Second, women and girls still don't have the same opportunities and struggle to make decisions about their own lives. From the female farmer in Eastern Congo who is too afraid of marauding militias to work her fields to the working woman in Rio who isn't on equal footing for higher-paid jobs, significant gaps remain. Women are often paid far less than men, while they also perform most of the world's unpaid care work. Globally, they not only earn less but own less and are far less likely to have access to financial services and other resources that would boost productivity. If women had equal access to fertilizer and modern farm machinery, developing countries would produce between 2.5-percent and 4-percent more food. Across the developing world, more than one third of young women are unemployed, and many are discouraged from starting their own businesses or cannot get the credit to do so. It makes a critical difference that in Colombia, for example, more than 1,300 women from regions with high levels of violence are receiving training and support to start small companies.

Finally, leadership and role models can make a difference. I remember my first meeting with my management team when I became Indonesia's Minister of Finance. I was the youngest person and the first woman ever to hold that job. Everybody else in the room was male. I knew then that I had to work harder than any man to prove to them that I was capable. I am sure many women who have pushed through the glass ceiling have had similar experiences.

But women around the world remain sorely underrepresented in decision making, account for less than 22 percent of the world's parliamentarians and less than 5 percent of the world's mayors. As of January 2015, only 10 women had served as heads of state, and 15 had served as heads of government.
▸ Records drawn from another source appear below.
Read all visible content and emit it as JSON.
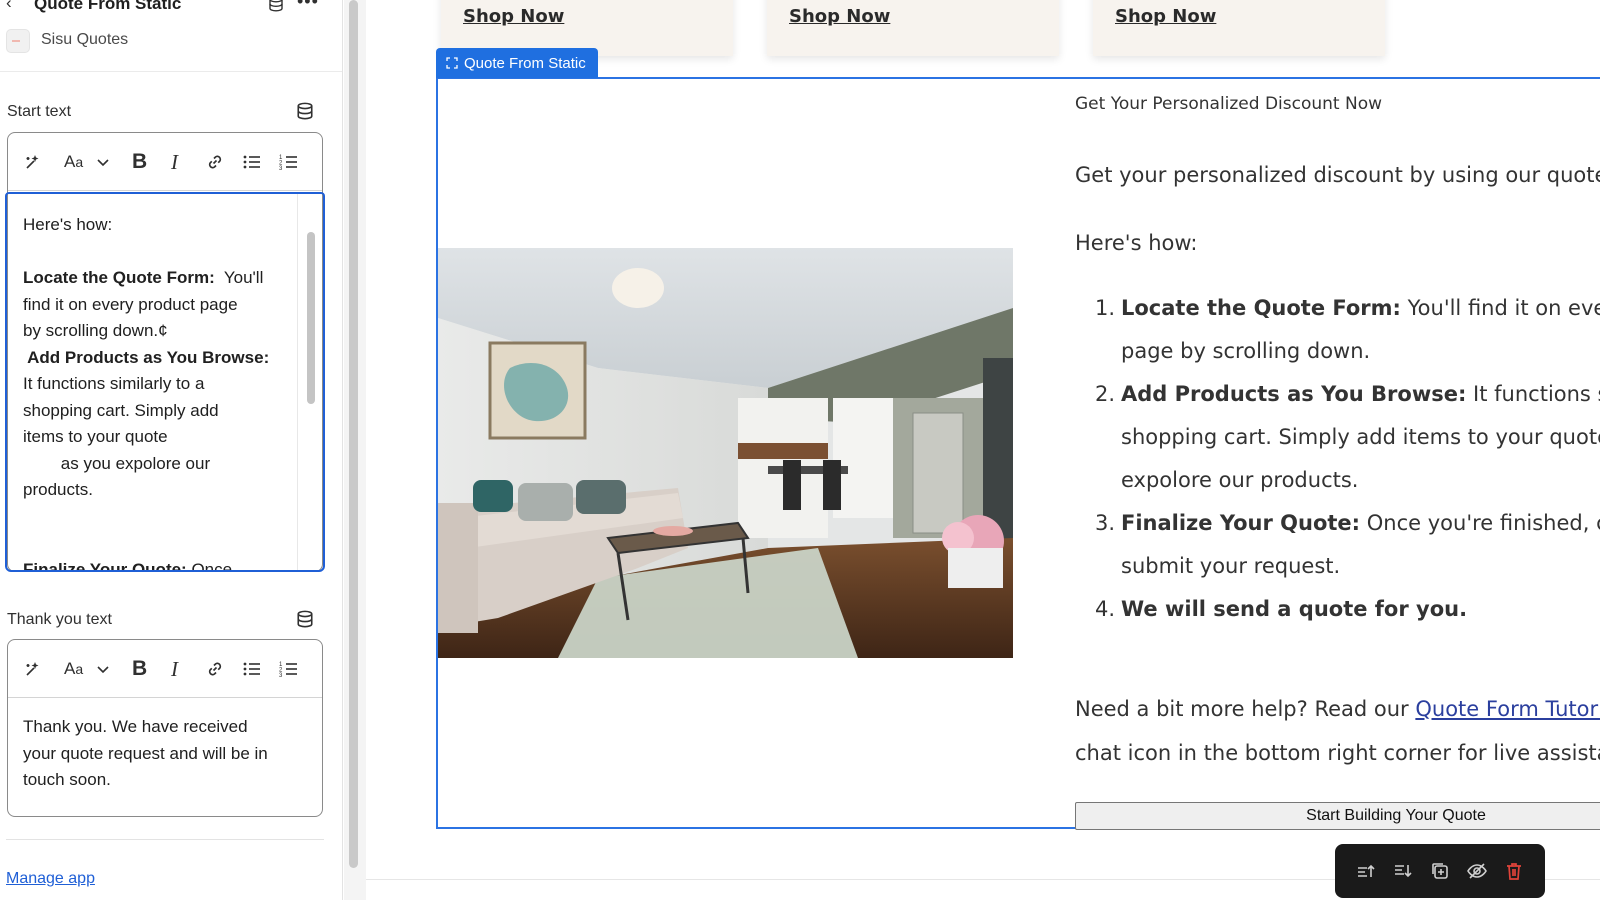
{
  "sidebar": {
    "title": "Quote From Static",
    "app_name": "Sisu Quotes",
    "start_text": {
      "label": "Start text",
      "lines": [
        {
          "text": "Here's how:",
          "bold": ""
        },
        {
          "text": "",
          "bold": ""
        },
        {
          "bold": "Locate the Quote Form:",
          "text": "  You'll"
        },
        {
          "bold": "",
          "text": "find it on every product page"
        },
        {
          "bold": "",
          "text": "by scrolling down.¢"
        },
        {
          "bold": " Add Products as You Browse:",
          "text": ""
        },
        {
          "bold": "",
          "text": "It functions similarly to a"
        },
        {
          "bold": "",
          "text": "shopping cart. Simply add"
        },
        {
          "bold": "",
          "text": "items to your quote"
        },
        {
          "bold": "",
          "text": "        as you expolore our"
        },
        {
          "bold": "",
          "text": "products."
        },
        {
          "bold": "",
          "text": ""
        },
        {
          "bold": "",
          "text": ""
        },
        {
          "bold": "Finalize Your Quote:",
          "text": " Once"
        }
      ]
    },
    "thank_you_text": {
      "label": "Thank you text",
      "lines": [
        "Thank you. We have received",
        "your quote request and will be in",
        "touch soon."
      ]
    },
    "manage_link": "Manage app",
    "toolbar_icons": [
      "sparkle-icon",
      "font-size-icon",
      "chevron-down-icon",
      "bold-icon",
      "italic-icon",
      "link-icon",
      "bullet-list-icon",
      "numbered-list-icon"
    ]
  },
  "canvas": {
    "cards": [
      {
        "label": "Shop Now"
      },
      {
        "label": "Shop Now"
      },
      {
        "label": "Shop Now"
      }
    ],
    "section_tag": "Quote From Static",
    "discount_title": "Get Your Personalized Discount Now",
    "intro": "Get your personalized discount by using our quote fo",
    "heres_how": "Here's how:",
    "steps": [
      {
        "num": "1.",
        "bold": "Locate the Quote Form:",
        "text": " You'll find it on every p"
      },
      {
        "num": "",
        "bold": "",
        "text": "page by scrolling down."
      },
      {
        "num": "2.",
        "bold": "Add Products as You Browse:",
        "text": " It functions simila"
      },
      {
        "num": "",
        "bold": "",
        "text": "shopping cart. Simply add items to your quote a"
      },
      {
        "num": "",
        "bold": "",
        "text": "expolore our products."
      },
      {
        "num": "3.",
        "bold": "Finalize Your Quote:",
        "text": " Once you're finished, click"
      },
      {
        "num": "",
        "bold": "",
        "text": "submit your request."
      },
      {
        "num": "4.",
        "bold": "We will send a quote for you.",
        "text": ""
      }
    ],
    "help_prefix": "Need a bit more help? Read our ",
    "help_link": "Quote Form Tutorial",
    "help_line2": "chat icon in the bottom right corner for live assistanc",
    "start_button": "Start Building Your Quote",
    "float_actions": [
      "move-up-icon",
      "move-down-icon",
      "duplicate-icon",
      "hide-icon",
      "delete-icon"
    ]
  },
  "colors": {
    "accent": "#1f6fe0",
    "card_bg": "#f7f3ee",
    "link": "#2b3f9e",
    "delete": "#e0433a"
  }
}
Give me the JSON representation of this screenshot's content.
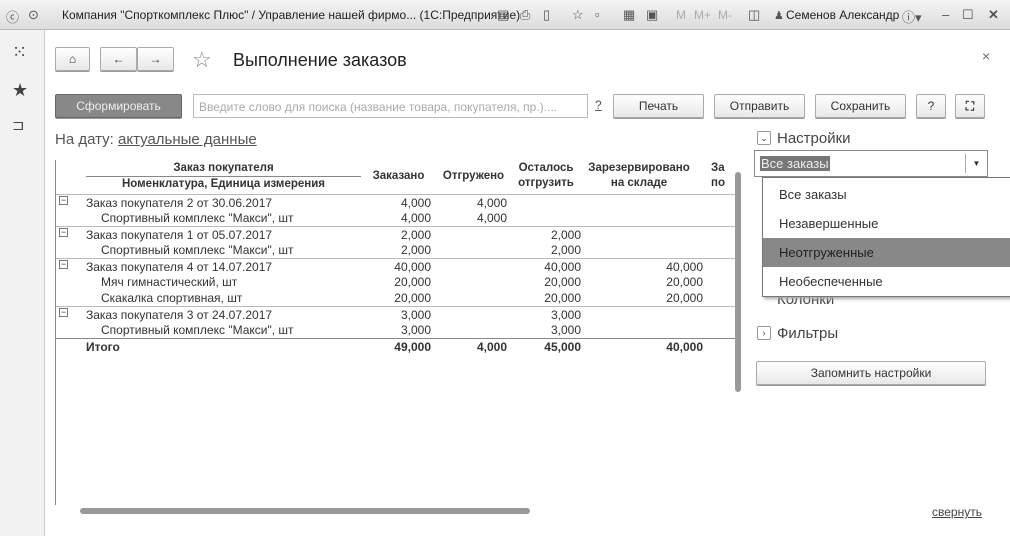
{
  "window": {
    "title": "Компания \"Спорткомплекс Плюс\" / Управление нашей фирмо...  (1С:Предприятие)",
    "user": "Семенов Александр",
    "m_buttons": [
      "M",
      "M+",
      "M-"
    ]
  },
  "header": {
    "title": "Выполнение заказов"
  },
  "toolbar": {
    "generate": "Сформировать",
    "search_placeholder": "Введите слово для поиска (название товара, покупателя, пр.)....",
    "search_help": "?",
    "print": "Печать",
    "send": "Отправить",
    "save": "Сохранить",
    "help": "?"
  },
  "ondate": {
    "label": "На дату:",
    "value": "актуальные данные"
  },
  "table": {
    "headers": {
      "group": "Заказ покупателя",
      "item": "Номенклатура, Единица измерения",
      "ordered": "Заказано",
      "shipped": "Отгружено",
      "remaining": "Осталось отгрузить",
      "reserved": "Зарезервировано на складе",
      "cut": "За по"
    },
    "rows": [
      {
        "name": "Заказ покупателя 2 от 30.06.2017",
        "group": true,
        "ordered": "4,000",
        "shipped": "4,000",
        "remaining": "",
        "reserved": ""
      },
      {
        "name": "Спортивный комплекс \"Макси\", шт",
        "group": false,
        "ordered": "4,000",
        "shipped": "4,000",
        "remaining": "",
        "reserved": ""
      },
      {
        "name": "Заказ покупателя 1 от 05.07.2017",
        "group": true,
        "ordered": "2,000",
        "shipped": "",
        "remaining": "2,000",
        "reserved": ""
      },
      {
        "name": "Спортивный комплекс \"Макси\", шт",
        "group": false,
        "ordered": "2,000",
        "shipped": "",
        "remaining": "2,000",
        "reserved": ""
      },
      {
        "name": "Заказ покупателя 4 от 14.07.2017",
        "group": true,
        "ordered": "40,000",
        "shipped": "",
        "remaining": "40,000",
        "reserved": "40,000"
      },
      {
        "name": "Мяч гимнастический, шт",
        "group": false,
        "ordered": "20,000",
        "shipped": "",
        "remaining": "20,000",
        "reserved": "20,000"
      },
      {
        "name": "Скакалка спортивная, шт",
        "group": false,
        "ordered": "20,000",
        "shipped": "",
        "remaining": "20,000",
        "reserved": "20,000"
      },
      {
        "name": "Заказ покупателя 3 от 24.07.2017",
        "group": true,
        "ordered": "3,000",
        "shipped": "",
        "remaining": "3,000",
        "reserved": ""
      },
      {
        "name": "Спортивный комплекс \"Макси\", шт",
        "group": false,
        "ordered": "3,000",
        "shipped": "",
        "remaining": "3,000",
        "reserved": ""
      }
    ],
    "total": {
      "name": "Итого",
      "ordered": "49,000",
      "shipped": "4,000",
      "remaining": "45,000",
      "reserved": "40,000"
    }
  },
  "settings": {
    "title": "Настройки",
    "selected": "Все заказы",
    "options": [
      "Все заказы",
      "Незавершенные",
      "Неотгруженные",
      "Необеспеченные"
    ],
    "highlighted_index": 2,
    "columns": "Колонки",
    "filters": "Фильтры",
    "remember": "Запомнить настройки"
  },
  "footer": {
    "collapse": "свернуть"
  }
}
We can do better. And we must, because when women succeed, they bring diversity into policy making and inclusiveness into policy. When mothers are educated, they have fewer and healthier children. Studies from around the world -- from Bangladesh and Brazil to China and the United Kingdom -- show that when women earn money and have more control over household spending, they spend in ways that benefit children. They are powerful drivers of growth and formidable fighters of poverty. In other words, they are a force no country, no society, no company, and no family can afford not to unleash fully.